In September 2019, I began having trouble sleeping at night due to noise on my floor. I could hear my neighbors’ music, shouting and even moaning all night. I contacted my Resident Assistant (RA), who listened to my complaints but offered few solutions. Later that month, my roommate and I went to our Resident Director (RD) about the noise, who told us “college dorms are like this” and we should “deal with it.” I asked her to move us into a room on a designated quiet floor. She said, “there’s no such thing,” although Hofstra’s residential handbook The Living Factor states otherwise.
The Living Factor also says “courtesy hours are in effect [24/7] … If a student is disturbing another resident because of noise and is asked to quiet down, this request should be honored, regardless of the time of day … [V]iolators may be asked to leave the residence hall.”
Nonetheless, the nightly noise continued, so much so that I couldn’t sleep and my mental health deteriorated. I tried to accommodate the noise with earplugs, headphones and white noise to no avail.
I went back to my RD on the Tuesday before Thanksgiving and explained how my neighbors responded with hostility when I asked them to lower their volume. After dismissing me in September, she now asked, “Why am I just now hearing about this?” She then offered to move our room, but we would have to do so that very night. I couldn’t do that because I had to travel that evening. The RD shrugged. “What do you want me to do about it?”
Flash forward to Wednesday, Dec. 4. After yelling and music endured past 2:30 a.m., I asked my neighbors to quiet down. When the screaming continued, I wrote to my RA and RD again. They didn’t respond.
The next day, as I walked into the elevator with my friend, the girls followed us.
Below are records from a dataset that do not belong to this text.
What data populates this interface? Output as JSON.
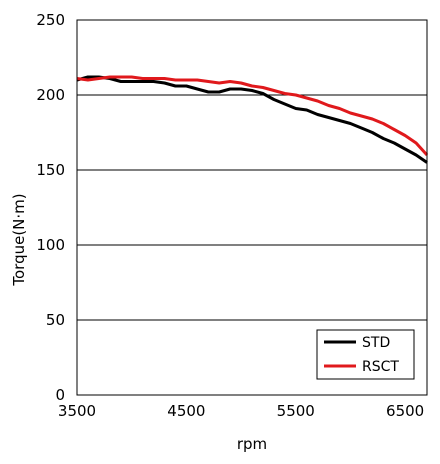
{
  "chart_data": {
    "type": "line",
    "xlabel": "rpm",
    "ylabel": "Torque(N·m)",
    "xlim": [
      3500,
      6700
    ],
    "ylim": [
      0,
      250
    ],
    "xticks": [
      "3500",
      "4500",
      "5500",
      "6500"
    ],
    "yticks": [
      "0",
      "50",
      "100",
      "150",
      "200",
      "250"
    ],
    "grid": "horizontal",
    "legend_position": "bottom-right",
    "series": [
      {
        "name": "STD",
        "color": "#000000",
        "x": [
          3500,
          3600,
          3700,
          3800,
          3900,
          4000,
          4100,
          4200,
          4300,
          4400,
          4500,
          4600,
          4700,
          4800,
          4900,
          5000,
          5100,
          5200,
          5300,
          5400,
          5500,
          5600,
          5700,
          5800,
          5900,
          6000,
          6100,
          6200,
          6300,
          6400,
          6500,
          6600,
          6700
        ],
        "values": [
          210,
          212,
          212,
          211,
          209,
          209,
          209,
          209,
          208,
          206,
          206,
          204,
          202,
          202,
          204,
          204,
          203,
          201,
          197,
          194,
          191,
          190,
          187,
          185,
          183,
          181,
          178,
          175,
          171,
          168,
          164,
          160,
          155
        ]
      },
      {
        "name": "RSCT",
        "color": "#e0191c",
        "x": [
          3500,
          3600,
          3700,
          3800,
          3900,
          4000,
          4100,
          4200,
          4300,
          4400,
          4500,
          4600,
          4700,
          4800,
          4900,
          5000,
          5100,
          5200,
          5300,
          5400,
          5500,
          5600,
          5700,
          5800,
          5900,
          6000,
          6100,
          6200,
          6300,
          6400,
          6500,
          6600,
          6700
        ],
        "values": [
          211,
          210,
          211,
          212,
          212,
          212,
          211,
          211,
          211,
          210,
          210,
          210,
          209,
          208,
          209,
          208,
          206,
          205,
          203,
          201,
          200,
          198,
          196,
          193,
          191,
          188,
          186,
          184,
          181,
          177,
          173,
          168,
          160
        ]
      }
    ]
  }
}
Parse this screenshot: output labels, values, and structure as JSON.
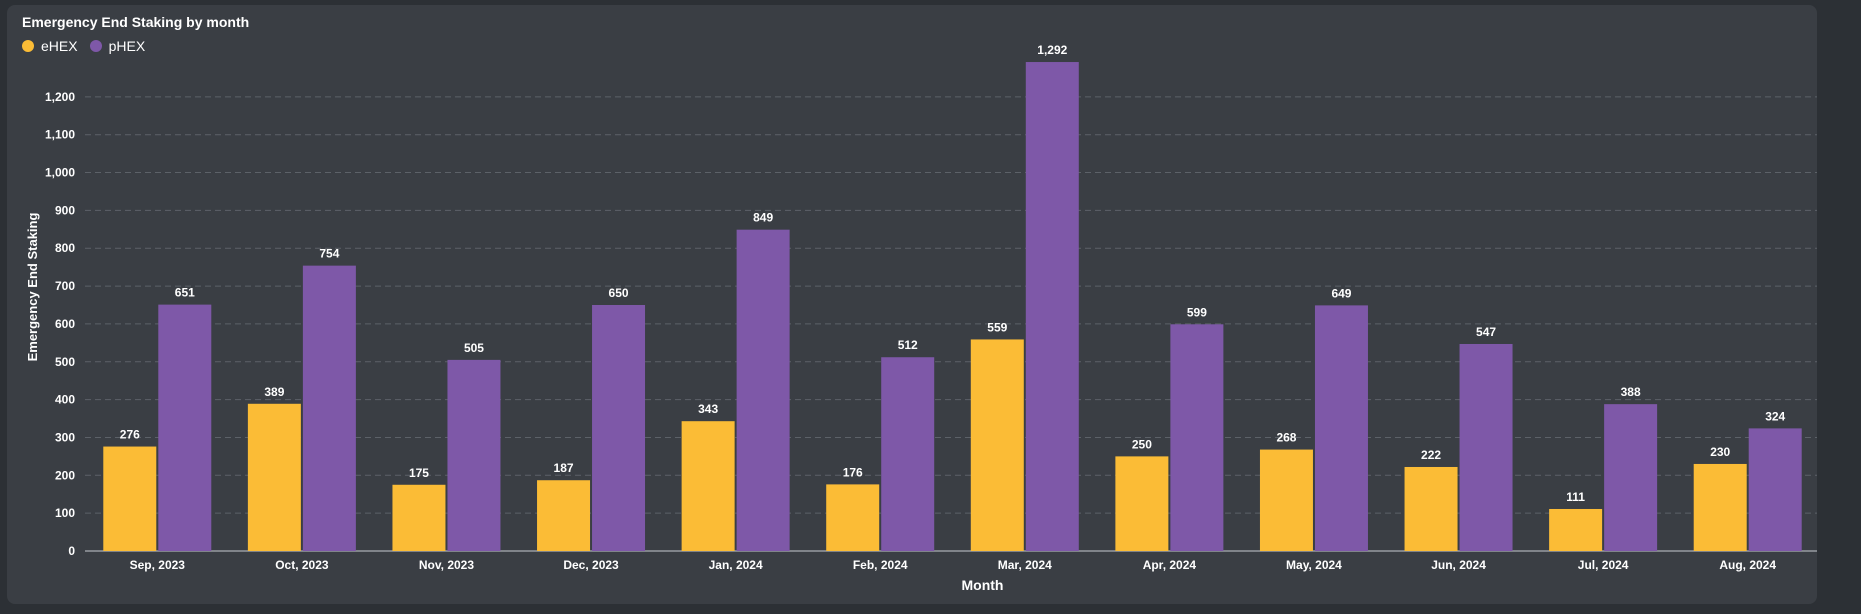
{
  "card": {
    "title": "Emergency End Staking by month"
  },
  "chart_data": {
    "type": "bar",
    "title": "Emergency End Staking by month",
    "xlabel": "Month",
    "ylabel": "Emergency End Staking",
    "ylim": [
      0,
      1300
    ],
    "yticks": [
      0,
      100,
      200,
      300,
      400,
      500,
      600,
      700,
      800,
      900,
      1000,
      1100,
      1200
    ],
    "grid": true,
    "legend_position": "top-left",
    "categories": [
      "Sep, 2023",
      "Oct, 2023",
      "Nov, 2023",
      "Dec, 2023",
      "Jan, 2024",
      "Feb, 2024",
      "Mar, 2024",
      "Apr, 2024",
      "May, 2024",
      "Jun, 2024",
      "Jul, 2024",
      "Aug, 2024"
    ],
    "series": [
      {
        "name": "eHEX",
        "color": "#fbbc36",
        "values": [
          276,
          389,
          175,
          187,
          343,
          176,
          559,
          250,
          268,
          222,
          111,
          230
        ]
      },
      {
        "name": "pHEX",
        "color": "#7e58a8",
        "values": [
          651,
          754,
          505,
          650,
          849,
          512,
          1292,
          599,
          649,
          547,
          388,
          324
        ]
      }
    ]
  }
}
They cornered us, berating us, holding the doors open so we couldn’t leave. I recorded the incident on my phone. Even that did not seem to warrant further action from Residence Life. They said it would have to go to the Office of Community Standards or Public Safety for investigation before disciplinary action could occur, neither of which ended up happening.
I felt unsafe in my dorm after that. Residence Life offered me an emergency dorm until my roommate and I could move elsewhere, but took no further action to keep me safe.
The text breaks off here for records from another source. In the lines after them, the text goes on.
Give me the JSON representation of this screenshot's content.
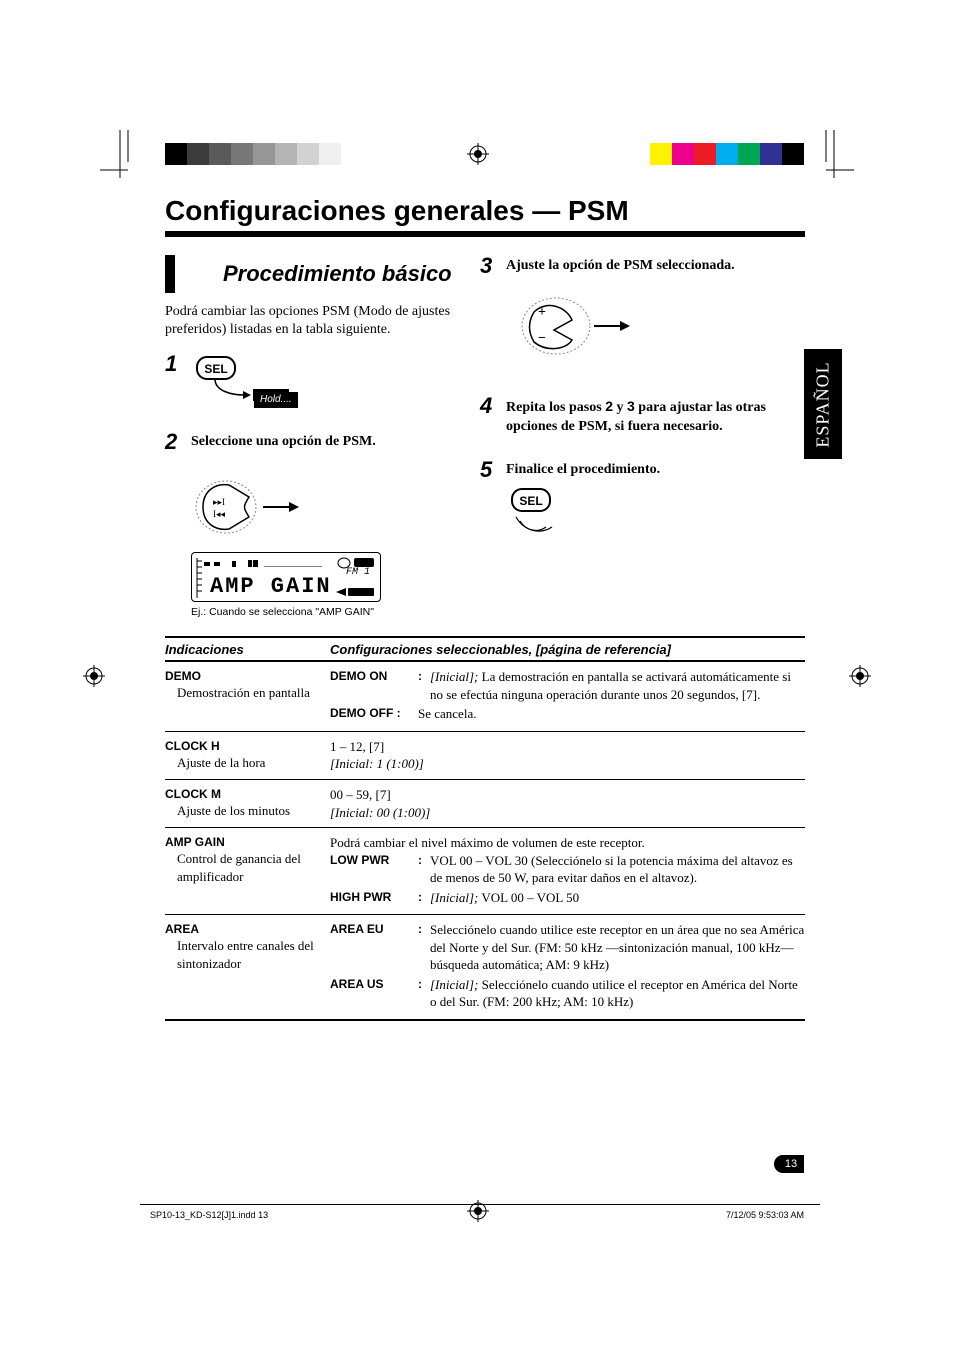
{
  "language_tab": "ESPAÑOL",
  "main_title": "Configuraciones generales — PSM",
  "section_title": "Procedimiento básico",
  "intro_text": "Podrá cambiar las opciones PSM (Modo de ajustes preferidos) listadas en la tabla siguiente.",
  "steps": {
    "s1_num": "1",
    "s2_num": "2",
    "s2_text": "Seleccione una opción de PSM.",
    "s3_num": "3",
    "s3_text": "Ajuste la opción de PSM seleccionada.",
    "s4_num": "4",
    "s4_prefix": "Repita los pasos ",
    "s4_b1": "2",
    "s4_mid": " y ",
    "s4_b2": "3",
    "s4_suffix": " para ajustar las otras opciones de PSM, si fuera necesario.",
    "s5_num": "5",
    "s5_text": "Finalice el procedimiento."
  },
  "sel_label": "SEL",
  "hold_label": "Hold....",
  "display_seg": "AMP  GAIN",
  "display_fm": "FM 1",
  "display_caption": "Ej.: Cuando se selecciona \"AMP GAIN\"",
  "table": {
    "header_c1": "Indicaciones",
    "header_c2": "Configuraciones seleccionables, [página de referencia]",
    "rows": [
      {
        "key": "DEMO",
        "key_sub": "Demostración en pantalla",
        "settings": [
          {
            "k": "DEMO ON",
            "v_prefix_italic": "[Inicial];",
            "v": " La demostración en pantalla se activará automáticamente si no se efectúa ninguna operación durante unos 20 segundos, [7]."
          },
          {
            "k": "DEMO OFF :",
            "v": "Se cancela."
          }
        ]
      },
      {
        "key": "CLOCK H",
        "key_sub": "Ajuste de la hora",
        "plain": "1 – 12, [7]",
        "plain_italic": "[Inicial: 1 (1:00)]"
      },
      {
        "key": "CLOCK M",
        "key_sub": "Ajuste de los minutos",
        "plain": "00 – 59, [7]",
        "plain_italic": "[Inicial: 00 (1:00)]"
      },
      {
        "key": "AMP GAIN",
        "key_sub": "Control de ganancia del amplificador",
        "lead": "Podrá cambiar el nivel máximo de volumen de este receptor.",
        "settings": [
          {
            "k": "LOW PWR",
            "v": "VOL 00 – VOL 30 (Selecciónelo si la potencia máxima del altavoz es de menos de 50 W, para evitar daños en el altavoz)."
          },
          {
            "k": "HIGH PWR",
            "v_prefix_italic": "[Inicial];",
            "v": " VOL 00 – VOL 50"
          }
        ]
      },
      {
        "key": "AREA",
        "key_sub": "Intervalo entre canales del sintonizador",
        "settings": [
          {
            "k": "AREA EU",
            "v": "Selecciónelo cuando utilice este receptor en un área que no sea América del Norte y del Sur. (FM: 50 kHz —sintonización manual, 100 kHz—búsqueda automática; AM: 9 kHz)"
          },
          {
            "k": "AREA US",
            "v_prefix_italic": "[Inicial];",
            "v": " Selecciónelo cuando utilice el receptor en América del Norte o del Sur. (FM: 200 kHz; AM: 10 kHz)"
          }
        ]
      }
    ]
  },
  "page_number": "13",
  "footer_left": "SP10-13_KD-S12[J]1.indd   13",
  "footer_right": "7/12/05   9:53:03 AM",
  "colors": {
    "bars_left": [
      "#000000",
      "#3b3b3b",
      "#5a5a5a",
      "#787878",
      "#969696",
      "#b4b4b4",
      "#d2d2d2",
      "#f0f0f0",
      "#ffffff",
      "#ffffff"
    ],
    "bars_right": [
      "#ffffff",
      "#fff200",
      "#ec008c",
      "#ed1c24",
      "#00aeef",
      "#00a651",
      "#2e3192",
      "#000000"
    ]
  }
}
My story isn’t unique. It is symptomatic of an incompetent bureaucratic system which cannot effectively resolve conflict. Whether it’s an unhygienic roommate, a thieving suitemate or a noisy floor, Residence Life’s enforcement of its own rules is piecemeal at best. Instead of addressing the needs of residents as their name suggests, Residence Life redirects affected students to a wormhole of other departments.
Why is Residence Life not enforcing its own policies? For the amount of money I pay to live here and all the regulations that I have to comply with, I should have the privilege of being able to sleep soundly at night. That is a bare minimum request.
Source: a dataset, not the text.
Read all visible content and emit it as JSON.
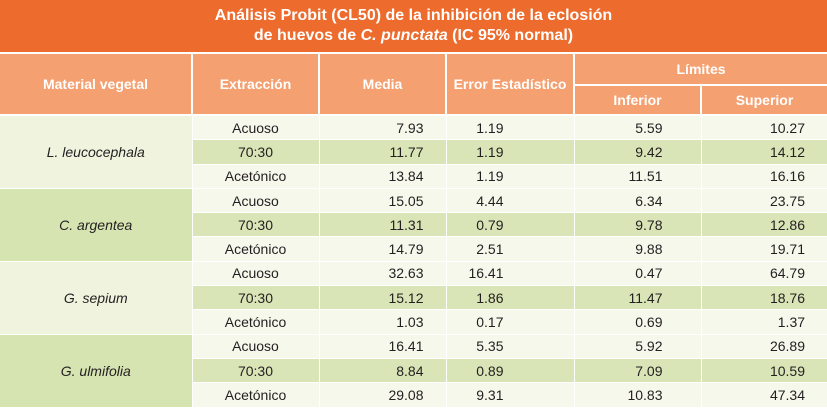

Residence Life employees have asked me why I can’t just ask my neighbors to be quiet. Evidently, I have; this is where Residence Life is supposed to step in. I’m not a trained mediator. I have no real authority. My tuition pays Residence Life and Public Safety to do a job, which is to keep me safe and provide me with a livable dorm. Residence Life’s passivity escalates conflict between neighbors. I want Residence Life to be held accountable, to take students’ complaints seriously and to enforce their own policies so that everybody at Hofstra can come home to a safe, comfortable living space.
Marjorie Rogers is a junior journalism major
Drew • Mar 7, 2020 at 7:48 pm
Good for you cousin for advocating for yourself, as well as, the well-being all other students living in the dorms and under Residence Life oversight. Do you have any other neighbors that feel the same? Perhaps you could get a signed petition of others negatively impacted by this situation and maybe a handful of voices and signatures will help move things forward.
Sorry this is your experience so far, and best wishes for improved living situations.